Photo: Courtesy of Instagram/@therealiman

"When I became a model, I arrived in the States in 1975, and three days later, I was on set for my first job with American Vogue. The seed of creating Iman Cosmetics was really planted in my head that day. On the job, there was a makeup artist for the shoot, and one other model who was Caucasian. I saw him do her makeup and then when it was my turn, he asked me a perplexing question. He said, "Did you bring your own foundation?" Although I was young and I was not aware of anything—I had no idea what foundation was—one thing I was aware of is the fact that he did not ask that question to her. So I said no, he did my makeup, and when I looked at myself in the mirror, I literally looked gray.

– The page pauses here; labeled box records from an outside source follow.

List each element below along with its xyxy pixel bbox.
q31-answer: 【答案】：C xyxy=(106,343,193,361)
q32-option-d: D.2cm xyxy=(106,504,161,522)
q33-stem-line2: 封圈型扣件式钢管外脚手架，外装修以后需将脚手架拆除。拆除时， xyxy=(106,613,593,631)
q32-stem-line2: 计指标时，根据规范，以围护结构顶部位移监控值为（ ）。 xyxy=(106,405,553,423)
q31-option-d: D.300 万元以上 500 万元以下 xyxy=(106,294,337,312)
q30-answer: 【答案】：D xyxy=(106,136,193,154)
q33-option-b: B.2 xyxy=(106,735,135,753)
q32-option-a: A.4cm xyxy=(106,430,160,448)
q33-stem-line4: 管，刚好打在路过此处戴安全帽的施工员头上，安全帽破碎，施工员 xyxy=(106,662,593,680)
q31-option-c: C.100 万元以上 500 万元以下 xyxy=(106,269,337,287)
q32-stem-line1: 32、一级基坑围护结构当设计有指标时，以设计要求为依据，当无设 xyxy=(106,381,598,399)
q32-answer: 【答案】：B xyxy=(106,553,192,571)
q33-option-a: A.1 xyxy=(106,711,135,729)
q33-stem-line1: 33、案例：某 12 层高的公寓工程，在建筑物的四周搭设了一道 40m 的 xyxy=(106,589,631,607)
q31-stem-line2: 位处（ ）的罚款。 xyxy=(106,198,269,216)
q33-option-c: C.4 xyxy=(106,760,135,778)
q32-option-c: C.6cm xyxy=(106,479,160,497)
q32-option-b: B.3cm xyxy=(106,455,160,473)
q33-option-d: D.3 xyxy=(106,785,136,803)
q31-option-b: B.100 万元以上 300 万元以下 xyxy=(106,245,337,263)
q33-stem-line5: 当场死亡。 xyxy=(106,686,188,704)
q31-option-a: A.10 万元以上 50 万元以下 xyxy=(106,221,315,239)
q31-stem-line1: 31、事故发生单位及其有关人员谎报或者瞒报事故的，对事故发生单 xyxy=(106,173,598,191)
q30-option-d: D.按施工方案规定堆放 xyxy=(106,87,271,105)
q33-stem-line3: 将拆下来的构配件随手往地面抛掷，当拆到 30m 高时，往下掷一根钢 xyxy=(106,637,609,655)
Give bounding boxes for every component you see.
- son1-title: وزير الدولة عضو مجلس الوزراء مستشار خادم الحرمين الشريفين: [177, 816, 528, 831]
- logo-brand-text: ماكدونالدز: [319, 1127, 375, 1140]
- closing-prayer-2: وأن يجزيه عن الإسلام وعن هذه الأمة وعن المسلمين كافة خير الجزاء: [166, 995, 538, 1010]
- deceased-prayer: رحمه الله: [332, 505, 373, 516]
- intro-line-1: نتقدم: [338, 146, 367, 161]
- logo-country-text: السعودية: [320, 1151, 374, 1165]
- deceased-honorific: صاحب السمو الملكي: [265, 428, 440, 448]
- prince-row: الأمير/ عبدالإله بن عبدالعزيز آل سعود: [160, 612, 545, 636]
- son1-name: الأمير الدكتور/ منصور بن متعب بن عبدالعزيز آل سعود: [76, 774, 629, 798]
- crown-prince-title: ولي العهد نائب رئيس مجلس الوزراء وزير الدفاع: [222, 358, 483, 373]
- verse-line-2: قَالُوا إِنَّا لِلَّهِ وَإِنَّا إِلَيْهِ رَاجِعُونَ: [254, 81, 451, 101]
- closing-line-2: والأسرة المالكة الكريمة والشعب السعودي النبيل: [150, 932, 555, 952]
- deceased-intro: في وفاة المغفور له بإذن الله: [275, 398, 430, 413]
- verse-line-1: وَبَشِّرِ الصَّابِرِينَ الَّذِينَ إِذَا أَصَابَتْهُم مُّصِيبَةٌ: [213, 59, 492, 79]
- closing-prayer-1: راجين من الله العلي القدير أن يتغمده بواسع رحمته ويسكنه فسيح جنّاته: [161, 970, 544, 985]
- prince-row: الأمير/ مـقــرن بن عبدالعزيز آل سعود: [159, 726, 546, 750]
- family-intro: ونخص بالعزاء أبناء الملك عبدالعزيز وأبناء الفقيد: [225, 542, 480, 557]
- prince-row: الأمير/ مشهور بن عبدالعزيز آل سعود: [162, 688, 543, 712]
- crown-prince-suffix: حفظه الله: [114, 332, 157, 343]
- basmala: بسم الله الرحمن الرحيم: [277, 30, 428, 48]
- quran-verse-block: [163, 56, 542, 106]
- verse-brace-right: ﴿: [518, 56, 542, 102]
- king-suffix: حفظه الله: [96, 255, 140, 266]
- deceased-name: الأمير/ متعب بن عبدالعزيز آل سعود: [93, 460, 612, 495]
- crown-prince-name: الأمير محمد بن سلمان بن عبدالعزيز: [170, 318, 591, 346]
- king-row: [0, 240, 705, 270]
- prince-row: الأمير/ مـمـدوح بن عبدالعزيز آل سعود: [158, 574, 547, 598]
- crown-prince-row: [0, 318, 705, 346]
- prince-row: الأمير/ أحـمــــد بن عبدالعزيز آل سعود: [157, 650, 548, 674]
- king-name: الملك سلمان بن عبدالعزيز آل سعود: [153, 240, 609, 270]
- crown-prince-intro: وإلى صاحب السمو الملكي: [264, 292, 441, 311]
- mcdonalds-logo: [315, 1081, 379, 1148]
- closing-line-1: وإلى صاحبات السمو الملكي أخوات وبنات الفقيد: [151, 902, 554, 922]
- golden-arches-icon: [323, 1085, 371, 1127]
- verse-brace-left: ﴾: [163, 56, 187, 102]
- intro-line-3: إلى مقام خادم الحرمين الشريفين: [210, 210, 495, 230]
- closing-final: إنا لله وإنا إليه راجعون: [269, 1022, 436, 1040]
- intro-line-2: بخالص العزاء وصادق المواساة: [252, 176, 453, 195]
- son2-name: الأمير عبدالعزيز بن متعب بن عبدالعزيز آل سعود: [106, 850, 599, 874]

But somehow the beauty gods were working in my favor because the pictures were in black and white, and a black-and-white filter can hide a multitude of sins—especially those related to makeup.

"But I learned that day, even as young as I was, that I had to have some control over all of this. As a political science student, I recognized that something was not right or balanced between the Caucasian model and me. That he could not do anything for me but make me look worse. I knew that my image was my currency and that I needed to have some kind of control of my image. I also realized at the time that no one is going to say that the makeup artist didn't know how to do my makeup. Nobody is going to say that the photographer didn't know how to light a Black model, but they'll say that the girl is not good. So, I went out there and bought every product I could find that had a shade close to my skin tone. I would mix products and put it on my face then, with a polaroid camera, I would take a selfie and look at it. It didn't matter how I looked in real life. How did it translate into pictures? That's my image. People are going to see my photographs; they're not going to see me. So, that's how it was implanted in my head: Take hold of your image.

"I never intended to create a fragrance—once, I like a scent, I'm very loyal to it. Throughout my 20s, I only wore Fracas. I'm not a person who goes from one fragrance to another every week, but when my husband passed away, I started wearing his fragrance, Tom Ford Extreme."

"I only wore that, and when I was at home, processing my grief, I went from thinking of my memories as sad because he's no longer here with me to viewing them joyfully and remembering things joyfully. That feeling sustained me. I started watercolor painting and the fragrance bottle was inspired by the colors I used. I set stones on my property and that influenced the shape of the bottle—it's a stack of stone. The amber gloss color is inspired by the sunset and the hammered gold is what African jewelry is usually made of. Everything about the fragrance is so personal, and I think that if I was not stuck here going through my grief and processing it and finding the joy in memories, I would not have been able to create a tribute to the special moments that I shared with my husband over three decades.

"I knew that I wanted to have some parts of me and him. I wanted to get a sense of the Amalfi Coast and Tuscany and Florence because our first trip was to the Amalfi Coast, and we got married in Florence. So, the bergamot, black currant, rose, and vanilla were from that area. And then I also included vetiver because he loved that note. So, it's a marriage of scents, a combination of what I like and what he liked."

iman

Photo: Getty

iman

Photo: Getty

"It's a very human fragrance. I don't believe in the idea that there's a unisex fragrance. I think men wear what they like and women wear what they like. The idea of unisex is a very old way of thinking about fragrance. I had a lot of male friends of mine smell this fragrance, and they all liked it because they said that it was not too floral and feminine. It came up as a fragrance that's not trendy, but a fragrance that has a past, so to speak."